Christians on the Left bucking the electoral trend

I believe the results of some of our members point the way forward for Labour. Take for example the incredible performance of our chair Stephen Timms in East Ham. Many thought it would be impossible to increase a majority of 27,000, but it is now 34,000! I don’t think anyone has seen a majority like that in modern times. Gavin Shuker and David Lammy both substantially increased their majorities in Luton and Tottenham respectively. All three of these examples show how people being honest about their faith and how it drives their politics is something the public respond positively to. I believe the Labour Party is at its best when it is at its broadest, representing the spectrum of views we have on various subjects, rather than a narrow liberal agenda which does not appeal outside London. Otherwise we will continue to see the drain of votes away to UKIP and the SNP. The saddest moments of the last parliament for me were losing two of our Catholic Northern MP members who embodied this so well – Jim Dobbin and Paul Goggins.
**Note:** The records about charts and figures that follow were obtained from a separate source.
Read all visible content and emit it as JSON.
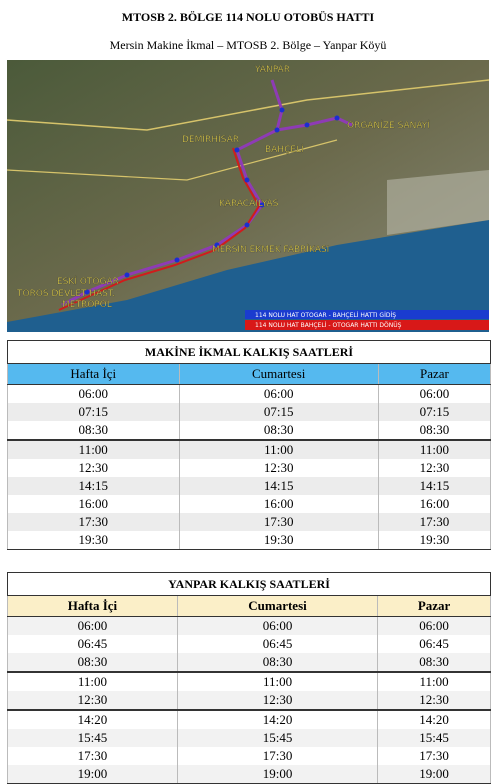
{
  "header": {
    "title": "MTOSB 2. BÖLGE 114 NOLU OTOBÜS HATTI",
    "subtitle": "Mersin Makine İkmal – MTOSB 2. Bölge – Yanpar Köyü"
  },
  "map": {
    "labels": [
      "YANPAR",
      "DEMİRHİSAR",
      "BAHÇELİ",
      "ORGANİZE SANAYİ",
      "KARACAİLYAS",
      "MERSİN EKMEK FABRİKASI",
      "ESKİ OTOGAR",
      "TOROS DEVLET HAST.",
      "METROPOL"
    ],
    "legend": [
      "114 NOLU HAT OTOGAR - BAHÇELİ HATTI GİDİŞ",
      "114 NOLU HAT BAHÇELİ - OTOGAR HATTI DÖNÜŞ"
    ]
  },
  "tables": [
    {
      "title": "MAKİNE İKMAL KALKIŞ SAATLERİ",
      "headers": [
        "Hafta İçi",
        "Cumartesi",
        "Pazar"
      ],
      "rows": [
        [
          "06:00",
          "06:00",
          "06:00"
        ],
        [
          "07:15",
          "07:15",
          "07:15"
        ],
        [
          "08:30",
          "08:30",
          "08:30"
        ],
        [
          "11:00",
          "11:00",
          "11:00"
        ],
        [
          "12:30",
          "12:30",
          "12:30"
        ],
        [
          "14:15",
          "14:15",
          "14:15"
        ],
        [
          "16:00",
          "16:00",
          "16:00"
        ],
        [
          "17:30",
          "17:30",
          "17:30"
        ],
        [
          "19:30",
          "19:30",
          "19:30"
        ]
      ]
    },
    {
      "title": "YANPAR KALKIŞ SAATLERİ",
      "headers": [
        "Hafta İçi",
        "Cumartesi",
        "Pazar"
      ],
      "rows": [
        [
          "06:00",
          "06:00",
          "06:00"
        ],
        [
          "06:45",
          "06:45",
          "06:45"
        ],
        [
          "08:30",
          "08:30",
          "08:30"
        ],
        [
          "11:00",
          "11:00",
          "11:00"
        ],
        [
          "12:30",
          "12:30",
          "12:30"
        ],
        [
          "14:20",
          "14:20",
          "14:20"
        ],
        [
          "15:45",
          "15:45",
          "15:45"
        ],
        [
          "17:30",
          "17:30",
          "17:30"
        ],
        [
          "19:00",
          "19:00",
          "19:00"
        ]
      ]
    }
  ]
}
To also note: I am glad to report that all of our other MPs who were standing have been safely re-elected.

Then with regards to new candidates, I am so pleased that Rachael Maskell (ex-vice chair of CotL), Cat Smith (ex-Office and Communications Manager), Dawn Butler, Neil Coyle and Conor Mcginn have all been elected. They will bring so much to Parliament.

Also many of our members have been elected as local Councillors, notably CotL vice-chair Helen Dennis in Southwark.

But I am deeply sad that some of our members missed out narrowly. Parliament will be much the poorer for the fact that David Drew, Suzy Stride and Nick Bent will not be there. Thanks for all your help and support for them during the campaign. It is not the last we will see of them! There were many others of our future candidates who narrowly missed selection for seats this time around. I am certain they will continue to shine and be selected for 2020. Watch this space!

I was proud to be part of an operation that had nearly 5 million conversations with voters, nearly all of them via the people power of unpaid volunteers, rather than by computer-generated direct mail funded by a rich donor. Labour may not always get it right (and neither will we) but I want to keep speaking up for those who can’t speak for themselves. The city, the banks and the corporations have multi-million pound PR departments to do it for them (not to mention a swathe of powerful newspapers), so even if we don’t always get it right, I know whose side I’m on.

Be of good cheer. We know the end of the story.